Keep your friends close but your enemies closer

Justin Raimondo weighs in on the mystery of Iran benefiting from the situation in Iraq, and how that perhaps happened. It’s along the same lines as my musings here but with the advantage of making much more sense and having lots of supporting links. Personally, I have no problem believing the Iranians could outfox US and Israeli intelligence. Heck, that’s probably one reason why the Israelis complain so bitterly about Iran hiding their supposed nuclear weapons program — the Iranians showed them up and they just can’t stand it. Now we have to listen to the Israelis and neocons whine nonstop about the sneaky Iranians.
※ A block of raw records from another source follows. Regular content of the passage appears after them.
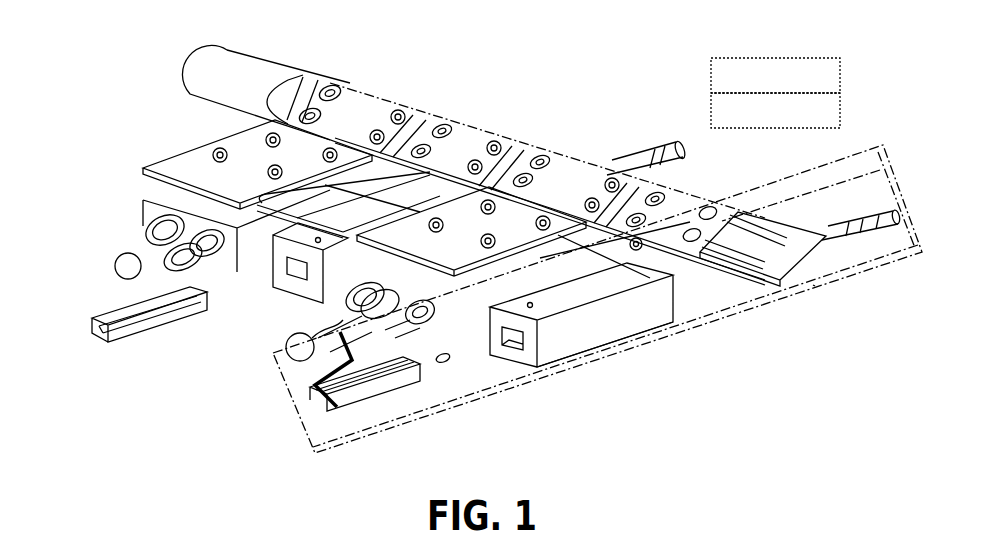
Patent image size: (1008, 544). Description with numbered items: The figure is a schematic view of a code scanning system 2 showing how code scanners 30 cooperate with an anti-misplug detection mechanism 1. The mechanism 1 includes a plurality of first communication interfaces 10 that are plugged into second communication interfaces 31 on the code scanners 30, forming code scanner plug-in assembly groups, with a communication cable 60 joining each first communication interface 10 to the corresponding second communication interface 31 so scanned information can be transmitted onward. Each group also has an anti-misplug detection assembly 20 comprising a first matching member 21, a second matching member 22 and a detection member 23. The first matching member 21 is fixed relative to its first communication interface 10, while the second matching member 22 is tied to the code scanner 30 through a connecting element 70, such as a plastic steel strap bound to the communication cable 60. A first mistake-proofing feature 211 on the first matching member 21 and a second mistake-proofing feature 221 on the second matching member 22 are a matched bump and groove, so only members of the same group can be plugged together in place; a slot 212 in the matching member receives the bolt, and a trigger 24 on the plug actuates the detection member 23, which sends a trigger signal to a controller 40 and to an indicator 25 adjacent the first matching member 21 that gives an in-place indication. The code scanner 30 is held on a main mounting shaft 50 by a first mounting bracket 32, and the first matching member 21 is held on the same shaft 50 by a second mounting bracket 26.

The anti-misplug detection mechanism 1 is at (826, 291).
The code scanning system 2 is at (518, 42).
The first communication interface 10 is at (113, 269).
The anti-misplug detection assembly 20 is at (884, 123).
The first matching member 21 is at (662, 308).
The first mistake-proofing feature 211 is at (513, 330).
The slot 212 is at (540, 352).
The second matching member 22 is at (130, 317).
The second mistake-proofing feature 221 is at (305, 398).
The detection member 23 is at (856, 213).
The trigger 24 is at (446, 360).
The indicator 25 is at (711, 77).
The second mounting bracket 26 is at (469, 150).
The code scanner 30 is at (145, 203).
The second communication interface 31 is at (160, 235).
The first mounting bracket 32 is at (349, 117).
The controller 40 is at (711, 110).
The main mounting shaft 50 is at (233, 89).
The communication cable 60 is at (357, 322).
The connecting element 70 is at (340, 385).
It wasn’t supposed to turn out like this. The original plan of the neocons was to install Ahmed Chalabi, their own personal Iraqi puppet, but that soon fell through – and Chalabi, it turned out, had strong links to Iranian intelligence agencies. Accused of divulging American secrets to Tehran, Chalabi had his Iraq headquarters raided by Iraqi and U.S. personnel. Unfortunately, the horse was already out of the barn.

… When Chalabi’s shenanigans were exposed to the light of day, and his extensive interactions with the Iranians were revealed, a theory was floated by several in the intelligence community that we were basically suckered into the Iraq war by its chief beneficiaries, the Iranians. Using their chief asset, the double agent Chalabi, they and their neocon allies fed us ersatz “intelligence” via the various Iraqi “defectors” rounded up by the Iraqi National Congress and paraded across the front page of the New York Times by Judith Miller and her editors.

The consolidation of a strong Iraqi state is the last thing the Americans want, for that would threaten their occupation and lead to their swift exit from the country. It is also in the Iranian interest to keep Iraq divided and stop the nationalist Sadr and his brutal militia from taking power in Baghdad. And, as Robert Parry points out, another factor played a key role in tricking us into war:

“Israeli governments have long made a high priority out of forging alliances with countries like Iran on the periphery of the Arab world to divert Arab antipathy that otherwise could be concentrated on Israel. Plus, Israel and Iran had an important enemy in common: Iraq’s Saddam Hussein. Both Israel and Iran had a lot to gain by convincing the United States to remove their hated adversary.”

Find many links in the original piece at Antiwar.com. Still, how this all plays out is anyone’s guess. Perhaps the Iranians have proven themselves very smart, but that doesn’t mean they won’t have to grovel at least a little. Maybe they bruised some egos, and they will have to assuage them before we move on to some arrangement of grudging respect.

Think George Steinbrenner and the Yankees. He could afford the best talent, and he bought it. The fact that everyone hates the Yankees was simply beside the point because the Yankees won. I think this is how the US and Israeli power brokers view themselves, and a smart country like Iran needs to be brought into the fold - no question. If not they’ll work for Russia. Now whether the US and Israel can still pull this off…that is another thing entirely. And that power instability, I think, is what makes the situation so perilous. It’s not a done deal, not by any stretch.